Low-Carb Zucchini Cheese Muffins 🥒🧀
These savory muffins are a perfect light and healthy dinner option for anyone looking to cut down on carbs while still enjoying a flavorful, filling meal. The combination of zucchini and cheese makes these muffins moist, cheesy, and full of goodness, and they can be served as a snack, side dish, or main course!
Ingredients:
- 1 medium zucchini, grated
- 1 1/2 cups almond flour
- 1/2 cup shredded cheese (cheddar or mozzarella works best)
- 2 large eggs
- 1/4 cup melted butter
- 1/2 teaspoon baking powder
- Salt and pepper to taste
- 1/2 teaspoon garlic powder (optional)
- Fresh herbs (e.g., parsley or chives, optional)
Instructions:
- Preheat the oven to 375°F (190°C) and line a muffin tin with cupcake liners.

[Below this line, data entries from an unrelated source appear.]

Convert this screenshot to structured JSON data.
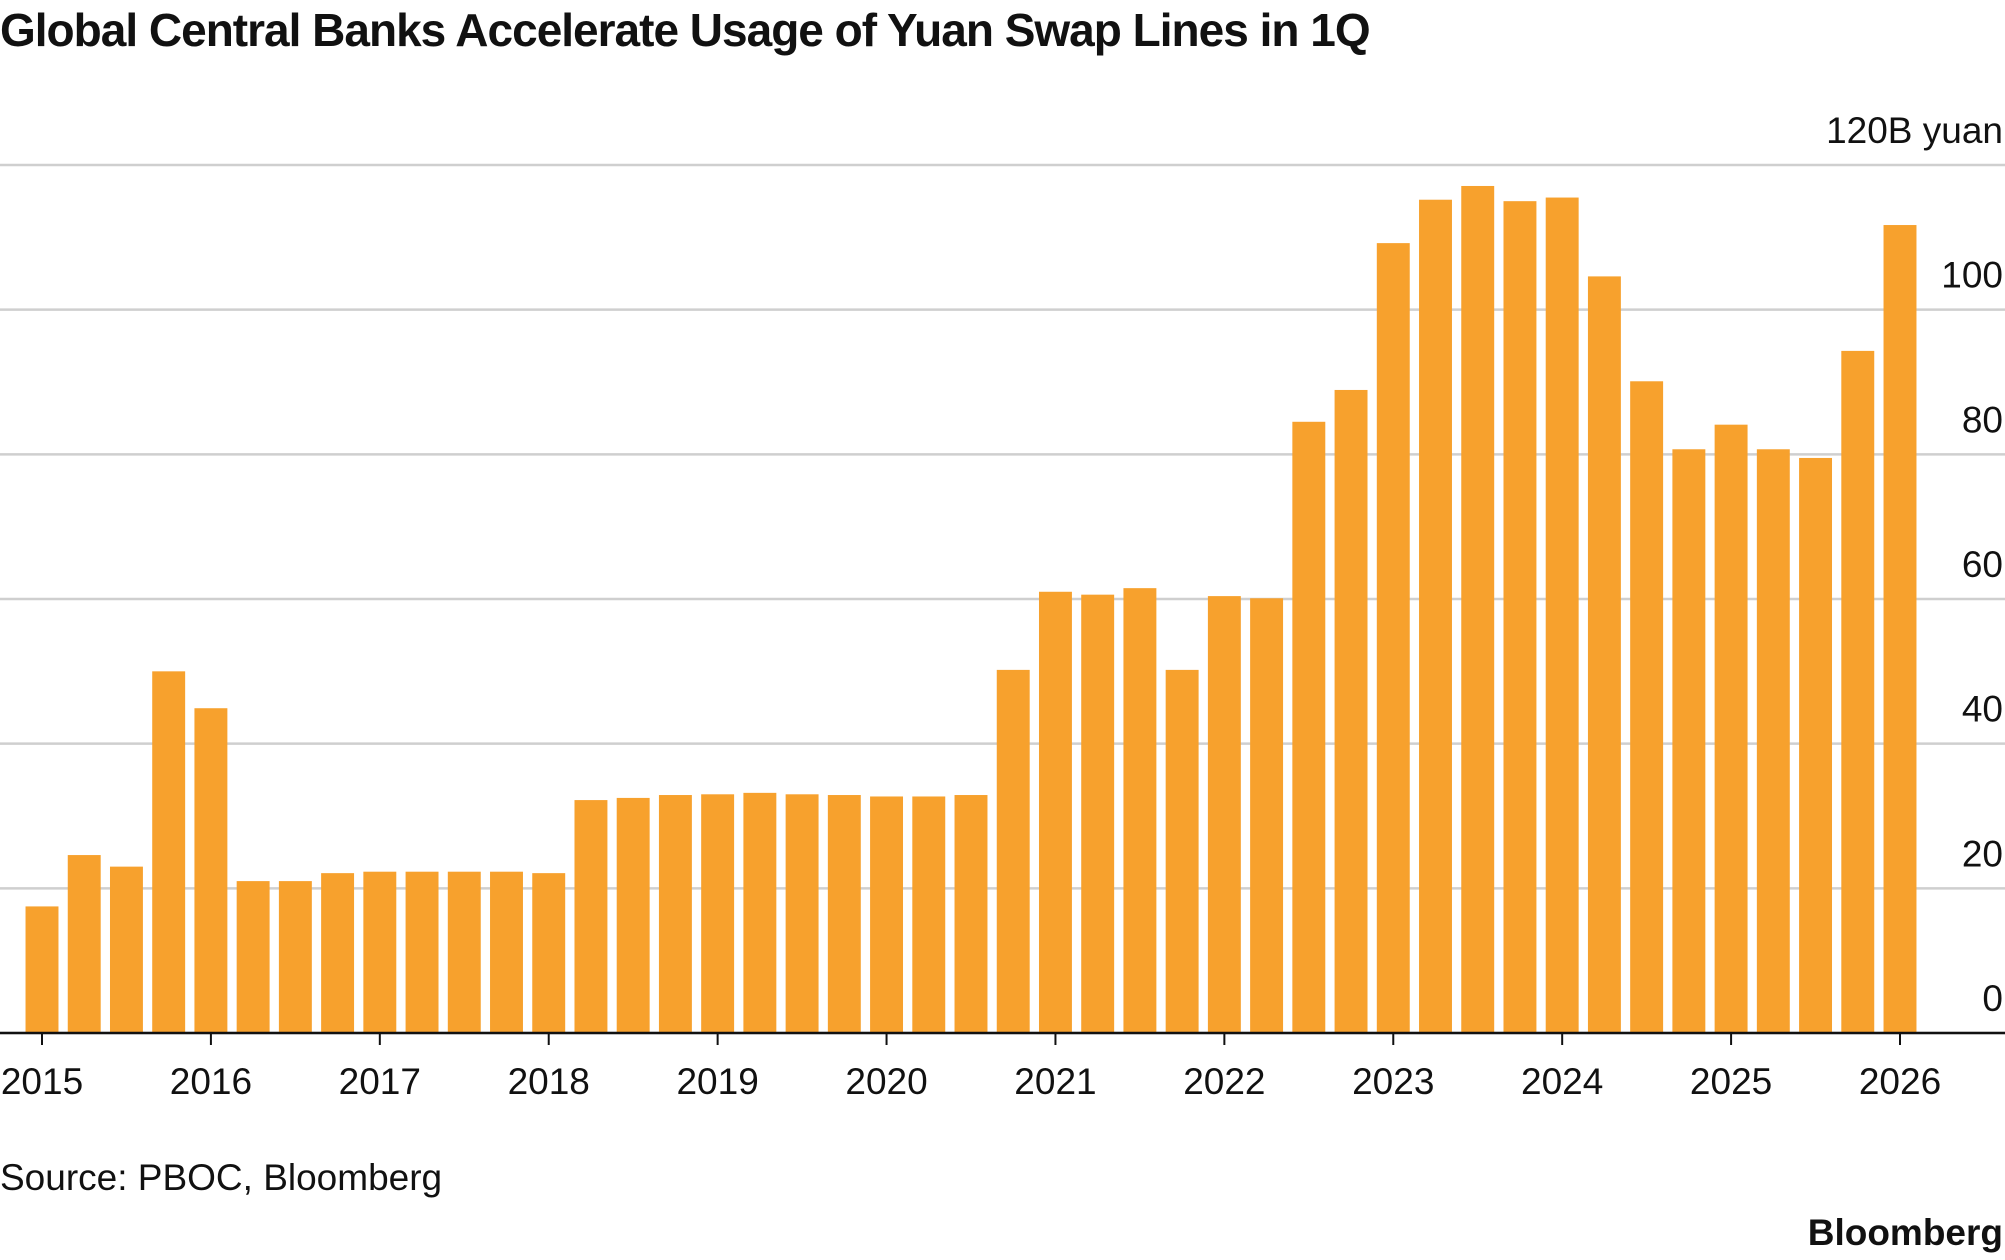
{
  "chart_data": {
    "type": "bar",
    "title": "Global Central Banks Accelerate Usage of Yuan Swap Lines in 1Q",
    "categories": [
      "2015",
      null,
      null,
      null,
      "2016",
      null,
      null,
      null,
      "2017",
      null,
      null,
      null,
      "2018",
      null,
      null,
      null,
      "2019",
      null,
      null,
      null,
      "2020",
      null,
      null,
      null,
      "2021",
      null,
      null,
      null,
      "2022",
      null,
      null,
      null,
      "2023",
      null,
      null,
      null,
      "2024",
      null,
      null,
      null,
      "2025",
      null,
      null,
      null,
      "2026"
    ],
    "values": [
      17.5,
      24.6,
      23,
      50,
      44.9,
      21,
      21,
      22.1,
      22.3,
      22.3,
      22.3,
      22.3,
      22.1,
      32.2,
      32.5,
      32.9,
      33,
      33.2,
      33,
      32.9,
      32.7,
      32.7,
      32.9,
      50.2,
      61,
      60.6,
      61.5,
      50.2,
      60.4,
      60.1,
      84.5,
      88.9,
      109.2,
      115.2,
      117.1,
      115,
      115.5,
      104.6,
      90.1,
      80.7,
      84.1,
      80.7,
      79.5,
      94.3,
      111.7
    ],
    "color": "#f7a12d",
    "ylim": [
      0,
      120
    ],
    "yticks": [
      0,
      20,
      40,
      60,
      80,
      100,
      {
        "value": 120,
        "label": "120B yuan"
      }
    ],
    "grid": true,
    "source": "Source: PBOC, Bloomberg",
    "brand": "Bloomberg"
  }
}
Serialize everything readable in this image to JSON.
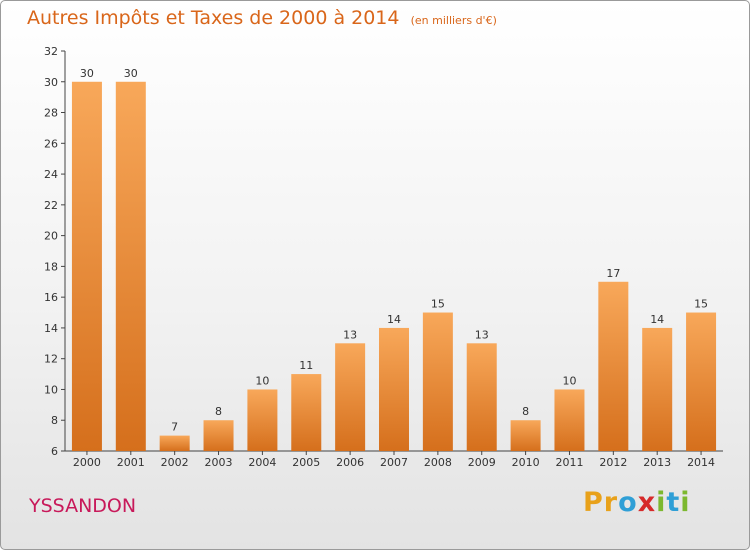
{
  "title": "Autres Impôts et Taxes de 2000 à 2014",
  "subtitle": "(en milliers d'€)",
  "place_name": "YSSANDON",
  "brand": {
    "letters": [
      "P",
      "r",
      "o",
      "x",
      "i",
      "t",
      "i"
    ],
    "colors": [
      "#e8a11a",
      "#e8a11a",
      "#2f9fd6",
      "#d62a2a",
      "#7cb82f",
      "#2f9fd6",
      "#7cb82f"
    ]
  },
  "colors": {
    "title": "#d9661a",
    "place": "#c8195a",
    "bar_top": "#f8a85a",
    "bar_bottom": "#d56f1c"
  },
  "chart_data": {
    "type": "bar",
    "title": "Autres Impôts et Taxes de 2000 à 2014",
    "subtitle": "(en milliers d'€)",
    "categories": [
      "2000",
      "2001",
      "2002",
      "2003",
      "2004",
      "2005",
      "2006",
      "2007",
      "2008",
      "2009",
      "2010",
      "2011",
      "2012",
      "2013",
      "2014"
    ],
    "values": [
      30,
      30,
      7,
      8,
      10,
      11,
      13,
      14,
      15,
      13,
      8,
      10,
      17,
      14,
      15
    ],
    "ylim": [
      6,
      32
    ],
    "yticks": [
      6,
      8,
      10,
      12,
      14,
      16,
      18,
      20,
      22,
      24,
      26,
      28,
      30,
      32
    ],
    "grid": false,
    "data_labels": true
  }
}
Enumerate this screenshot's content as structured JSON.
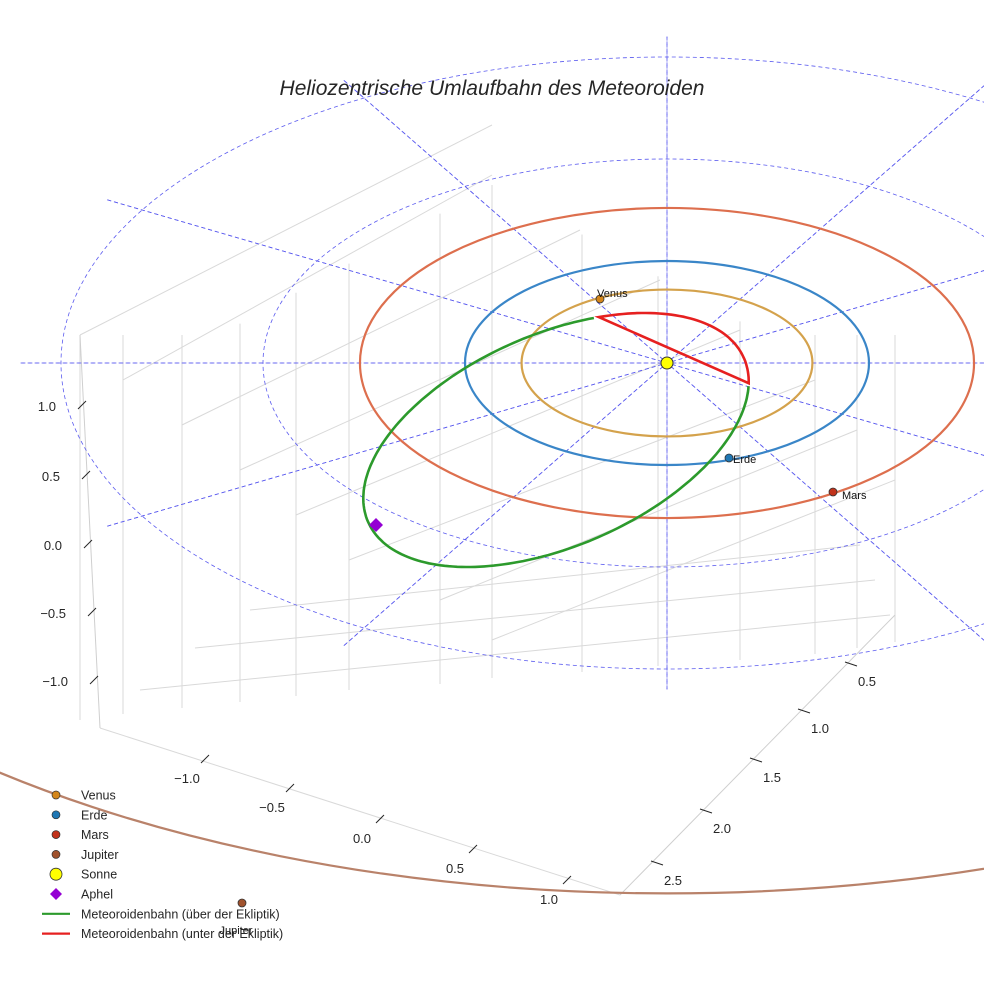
{
  "chart_data": {
    "type": "line",
    "projection": "3d",
    "title": "Heliozentrische Umlaufbahn des Meteoroiden",
    "xlabel": "",
    "ylabel": "",
    "zlabel": "",
    "x_ticks": [
      "−1.0",
      "−0.5",
      "0.0",
      "0.5",
      "1.0"
    ],
    "y_ticks": [
      "0.5",
      "1.0",
      "1.5",
      "2.0",
      "2.5"
    ],
    "z_ticks": [
      "1.0",
      "0.5",
      "0.0",
      "−0.5",
      "−1.0"
    ],
    "grid": true,
    "legend_position": "bottom-left",
    "orbits": [
      {
        "name": "Venus",
        "radius_au": 0.72,
        "color": "#d4a24c"
      },
      {
        "name": "Erde",
        "radius_au": 1.0,
        "color": "#3a86c8"
      },
      {
        "name": "Mars",
        "radius_au": 1.52,
        "color": "#dd6f4e"
      },
      {
        "name": "Jupiter",
        "radius_au": 5.2,
        "color": "#b9826a"
      }
    ],
    "bodies": [
      {
        "name": "Venus",
        "label": "Venus",
        "color": "#d4861a"
      },
      {
        "name": "Erde",
        "label": "Erde",
        "color": "#1f77b4"
      },
      {
        "name": "Mars",
        "label": "Mars",
        "color": "#c1321b"
      },
      {
        "name": "Jupiter",
        "label": "Jupiter",
        "color": "#a0522d"
      }
    ],
    "sun": {
      "name": "Sonne",
      "color": "#ffff00"
    },
    "aphel": {
      "name": "Aphel",
      "color": "#9400d3"
    },
    "meteoroid": {
      "above_name": "Meteoroidenbahn (über der Ekliptik)",
      "above_color": "#2c9a2c",
      "below_name": "Meteoroidenbahn (unter der Ekliptik)",
      "below_color": "#e62020"
    },
    "ecliptic_grid_color": "#5b5bef"
  },
  "legend": [
    {
      "label": "Venus",
      "marker": "circle",
      "color": "#d4861a"
    },
    {
      "label": "Erde",
      "marker": "circle",
      "color": "#1f77b4"
    },
    {
      "label": "Mars",
      "marker": "circle",
      "color": "#c1321b"
    },
    {
      "label": "Jupiter",
      "marker": "circle",
      "color": "#a0522d"
    },
    {
      "label": "Sonne",
      "marker": "sun",
      "color": "#ffff00"
    },
    {
      "label": "Aphel",
      "marker": "diamond",
      "color": "#9400d3"
    },
    {
      "label": "Meteoroidenbahn (über der Ekliptik)",
      "marker": "line",
      "color": "#2c9a2c"
    },
    {
      "label": "Meteoroidenbahn (unter der Ekliptik)",
      "marker": "line",
      "color": "#e62020"
    }
  ]
}
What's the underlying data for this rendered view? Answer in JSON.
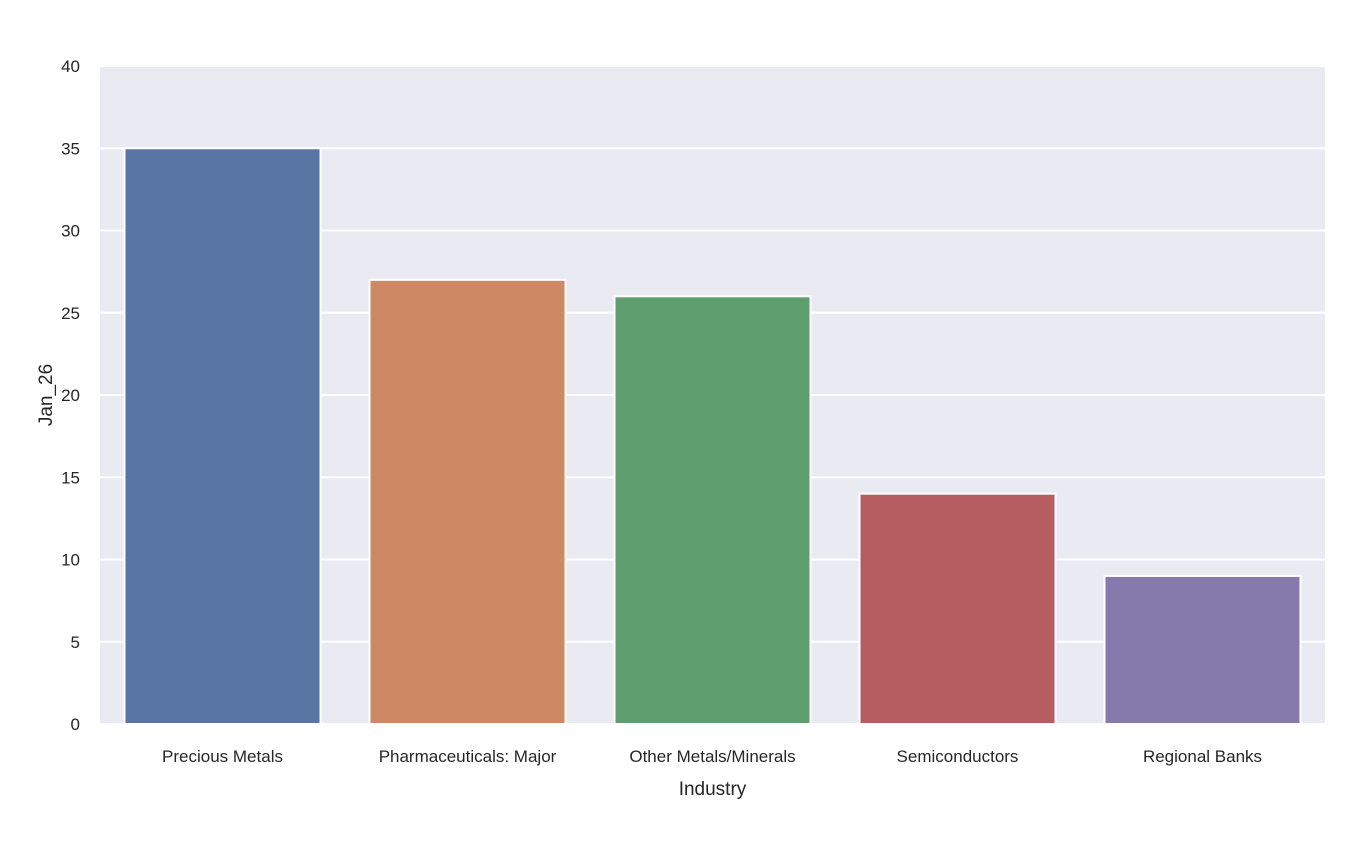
{
  "chart_data": {
    "type": "bar",
    "title": "",
    "xlabel": "Industry",
    "ylabel": "Jan_26",
    "categories": [
      "Precious Metals",
      "Pharmaceuticals: Major",
      "Other Metals/Minerals",
      "Semiconductors",
      "Regional Banks"
    ],
    "values": [
      35,
      27,
      26,
      14,
      9
    ],
    "colors": [
      "#5875a4",
      "#cc8963",
      "#5f9e6e",
      "#b55d60",
      "#857aab"
    ],
    "ylim": [
      0,
      40
    ],
    "yticks": [
      0,
      5,
      10,
      15,
      20,
      25,
      30,
      35,
      40
    ],
    "grid": true,
    "legend": "none",
    "style": {
      "plot_background": "#eaeaf2",
      "grid_color": "#ffffff"
    }
  }
}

- Prepare the zucchini by grating it and squeezing out excess moisture using a clean towel or paper towels. This will help prevent the muffins from being too soggy.
- In a large bowl, combine the grated zucchini, almond flour, shredded cheese, eggs, melted butter, baking powder, and seasonings. Mix well until all ingredients are thoroughly combined.
- Spoon the batter into the muffin cups, filling each one about 3/4 of the way full.
- Bake for 20-25 minutes, or until the muffins are golden brown on top and a toothpick comes out clean when inserted.
- Let the muffins cool for a few minutes before serving.
Enjoy these zucchini cheese muffins as a low-carb dinner option that’s both satisfying and delicious!